My thought on the Sudoku puzzle lair would have to be a rather time-consuming solution to making it, but nifty nonetheless.
Have the 9x9 grid of separate rooms, and each one have a series of levers installed, a few rooms lacking all but a lone lever (or a fortification or something to show it's a fixed number that you have to work with; a cheaper solution to the problem) in it's represented spot. Each room would be 3x3 with levers installed in them set in this fashion:
123
456
789Install the series of rooms as you would see in the Sudoku game. Screw up the final answer of the puzzle, and magma will flood the entire puzzle lair, starting from the entrance; or at least sealing it with a magma-safe floodgate. Each correct answer may seem like it's doing nothing, but in reality, it's actually adding to an AND type boolean "computer" that when all of the cells are filled/weighed by each correct answer, a second line of floodgates will open (first line powered by the game itself with constantly powered pumps or at least working towards a final flooding mechanism that hits the "open" pressure plate that leads to the main feature).
As far as I can consider, the lair may be fairly large. We're going to be working with a 9x9 grid of 3x3 rooms; or 81 3x3 cells. 729 open spaces total excluding passage gaps. Include a 1-tile thick wall between each 3x3 square, we're looking at a 35x35 puzzle box to work with.
Have fun with this in Adventure Mode. I guess this would be one of those puzzles you'd have to identify first, make note of the switches and what they represent, the unusual placement of the "treasures" or "caved in" spaces, and solve this puzzle on paper before actually opening it. Like stated above, one wrong flip, and you're screwed.

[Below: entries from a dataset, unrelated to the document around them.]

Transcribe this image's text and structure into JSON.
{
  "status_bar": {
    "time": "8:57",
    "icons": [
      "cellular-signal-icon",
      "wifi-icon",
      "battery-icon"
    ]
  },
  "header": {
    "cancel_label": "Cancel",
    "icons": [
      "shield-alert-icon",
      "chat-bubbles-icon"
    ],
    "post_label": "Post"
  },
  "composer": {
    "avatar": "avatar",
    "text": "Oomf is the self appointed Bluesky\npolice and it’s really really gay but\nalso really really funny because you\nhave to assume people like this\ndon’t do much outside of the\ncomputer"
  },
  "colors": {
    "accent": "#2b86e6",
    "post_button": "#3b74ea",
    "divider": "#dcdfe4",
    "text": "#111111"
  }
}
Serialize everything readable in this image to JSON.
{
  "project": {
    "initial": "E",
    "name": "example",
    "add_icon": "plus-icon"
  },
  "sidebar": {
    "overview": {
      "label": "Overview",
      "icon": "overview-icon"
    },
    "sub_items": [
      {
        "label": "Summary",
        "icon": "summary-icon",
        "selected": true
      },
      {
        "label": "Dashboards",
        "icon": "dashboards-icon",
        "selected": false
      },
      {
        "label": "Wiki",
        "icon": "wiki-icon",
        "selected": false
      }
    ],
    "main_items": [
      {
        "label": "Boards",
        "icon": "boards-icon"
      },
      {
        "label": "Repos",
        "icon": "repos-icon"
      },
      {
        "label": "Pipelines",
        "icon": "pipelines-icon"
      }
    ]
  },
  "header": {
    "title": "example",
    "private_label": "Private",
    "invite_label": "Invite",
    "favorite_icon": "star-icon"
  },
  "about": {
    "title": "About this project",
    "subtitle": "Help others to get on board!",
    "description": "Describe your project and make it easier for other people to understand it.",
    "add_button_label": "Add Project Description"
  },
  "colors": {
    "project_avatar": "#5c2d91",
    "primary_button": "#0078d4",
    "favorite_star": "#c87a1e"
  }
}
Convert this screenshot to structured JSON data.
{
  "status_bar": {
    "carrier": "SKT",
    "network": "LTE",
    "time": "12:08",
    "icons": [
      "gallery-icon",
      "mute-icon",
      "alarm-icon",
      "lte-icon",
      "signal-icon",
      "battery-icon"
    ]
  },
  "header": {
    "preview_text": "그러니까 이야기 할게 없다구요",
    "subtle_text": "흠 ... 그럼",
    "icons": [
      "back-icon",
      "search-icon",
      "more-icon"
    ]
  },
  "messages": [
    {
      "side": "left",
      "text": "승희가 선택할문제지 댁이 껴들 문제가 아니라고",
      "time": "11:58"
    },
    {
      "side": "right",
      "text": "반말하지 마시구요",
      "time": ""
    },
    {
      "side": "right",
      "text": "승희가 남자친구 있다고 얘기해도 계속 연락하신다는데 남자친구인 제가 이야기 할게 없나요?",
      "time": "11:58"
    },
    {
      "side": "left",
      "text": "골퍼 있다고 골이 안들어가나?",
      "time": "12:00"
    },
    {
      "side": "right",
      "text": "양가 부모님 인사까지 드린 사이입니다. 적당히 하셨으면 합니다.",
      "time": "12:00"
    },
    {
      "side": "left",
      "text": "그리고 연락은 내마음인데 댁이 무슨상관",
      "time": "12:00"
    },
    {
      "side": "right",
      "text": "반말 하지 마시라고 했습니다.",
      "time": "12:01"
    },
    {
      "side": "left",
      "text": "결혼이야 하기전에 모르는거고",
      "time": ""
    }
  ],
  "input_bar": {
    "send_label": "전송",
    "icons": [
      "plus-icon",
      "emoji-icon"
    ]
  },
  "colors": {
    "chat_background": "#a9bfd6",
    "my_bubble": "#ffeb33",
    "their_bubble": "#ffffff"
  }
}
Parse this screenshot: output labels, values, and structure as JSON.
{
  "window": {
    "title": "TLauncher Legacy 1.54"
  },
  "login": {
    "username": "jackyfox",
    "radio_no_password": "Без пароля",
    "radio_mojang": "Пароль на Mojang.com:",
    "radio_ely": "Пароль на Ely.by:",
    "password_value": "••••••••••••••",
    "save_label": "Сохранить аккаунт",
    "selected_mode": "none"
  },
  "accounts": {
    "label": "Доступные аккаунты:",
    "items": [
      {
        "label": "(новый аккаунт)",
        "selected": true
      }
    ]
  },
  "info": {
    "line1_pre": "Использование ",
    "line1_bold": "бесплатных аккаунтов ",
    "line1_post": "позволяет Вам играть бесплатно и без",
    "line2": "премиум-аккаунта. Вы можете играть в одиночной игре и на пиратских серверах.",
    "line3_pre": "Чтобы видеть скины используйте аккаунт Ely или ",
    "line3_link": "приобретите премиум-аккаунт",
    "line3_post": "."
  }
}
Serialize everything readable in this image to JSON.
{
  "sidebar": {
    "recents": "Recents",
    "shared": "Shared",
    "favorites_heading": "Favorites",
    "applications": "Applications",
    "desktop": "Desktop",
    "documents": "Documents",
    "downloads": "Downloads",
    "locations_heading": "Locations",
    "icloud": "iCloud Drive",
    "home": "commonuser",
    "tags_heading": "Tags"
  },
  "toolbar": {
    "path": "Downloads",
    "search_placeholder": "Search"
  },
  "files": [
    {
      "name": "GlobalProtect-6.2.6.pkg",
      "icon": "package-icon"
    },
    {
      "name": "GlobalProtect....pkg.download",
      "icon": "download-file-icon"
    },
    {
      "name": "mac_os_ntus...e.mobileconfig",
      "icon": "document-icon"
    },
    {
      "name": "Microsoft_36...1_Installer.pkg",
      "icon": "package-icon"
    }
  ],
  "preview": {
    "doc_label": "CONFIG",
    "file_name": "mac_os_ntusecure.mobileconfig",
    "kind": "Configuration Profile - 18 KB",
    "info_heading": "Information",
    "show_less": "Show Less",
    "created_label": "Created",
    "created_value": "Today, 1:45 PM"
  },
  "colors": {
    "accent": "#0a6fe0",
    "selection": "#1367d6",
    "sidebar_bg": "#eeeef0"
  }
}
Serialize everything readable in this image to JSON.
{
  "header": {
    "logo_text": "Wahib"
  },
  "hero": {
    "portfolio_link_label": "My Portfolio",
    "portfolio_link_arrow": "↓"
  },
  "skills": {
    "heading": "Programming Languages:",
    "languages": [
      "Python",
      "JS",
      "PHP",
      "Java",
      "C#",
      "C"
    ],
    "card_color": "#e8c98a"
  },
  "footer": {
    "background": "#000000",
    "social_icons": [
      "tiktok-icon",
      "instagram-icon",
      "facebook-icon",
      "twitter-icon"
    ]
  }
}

I already have a logic mapping idea of how it can be solved, but it would require the maker to know the solution before assigning the correct lever to the proper floodgate. And it may take some time to assign each wrong lever to all different ways to "
have a nice death" (one wrong step may release a dragon, another a small army of fire imps, another dumps magma all over the place, one other collapses the entire ceiling on top of the player, etc.; be creative). I think half the fun of making the puzzle is making the different ways to tell the player they lost.